As of early September, the agency stalemate was firmly intact, with one more entity joining the fray. The Flathead Reservation Fish and Wildlife Board, consisting of seven members appointed by the tribes and state to help guide co-management efforts, announced at its Aug. 21 meeting that it favors additional lake trout suppression steps in order to encourage bull trout recovery. Officials from FWP have called for a third-party mediator to help resolve differences. The CSKT tribal council then agreed to seek aggressive reduction at a meeting recently, setting the stage for action.
Decades after a tiny shrimp wreaked havoc in the Flathead watershed, fisheries managers are miles apart on the best way to deal with the continued fallout. The UM research paper ends with a section asking a question: “Lake Trout Period – A Persistent State?” It’s an open question. But the report does make clear that under the current ecological alignment, extermination of native bull trout and westslope cutthroat “in the near future seems possible.”
“Recovery of bull and cutthroat trout will be difficult given strong food web control by the expansive lake trout population,” the report concludes. “On the other hand, water quality remains near the pristine or native state relative to most lakes with significant numbers of people in the catchment.”
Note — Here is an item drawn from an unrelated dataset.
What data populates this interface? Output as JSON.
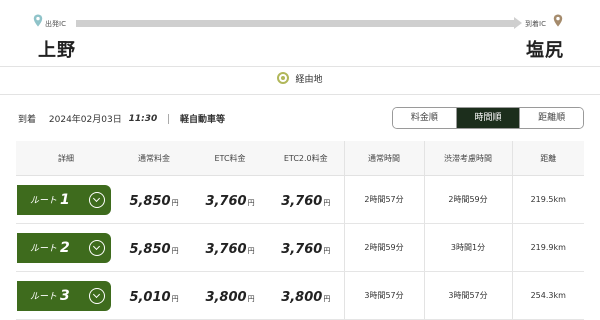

All of which is to say there are consequences and challenges to whatever fisheries managers decide, as has always been the case. When you throw direct human intervention into a complex aquatic environment, along with other external factors like climate change, even the lake’s most knowledgeable scientists don’t know how it will all play out. But like everybody else with an interest in Flathead Lake’s future, they’re curious to see what happens next.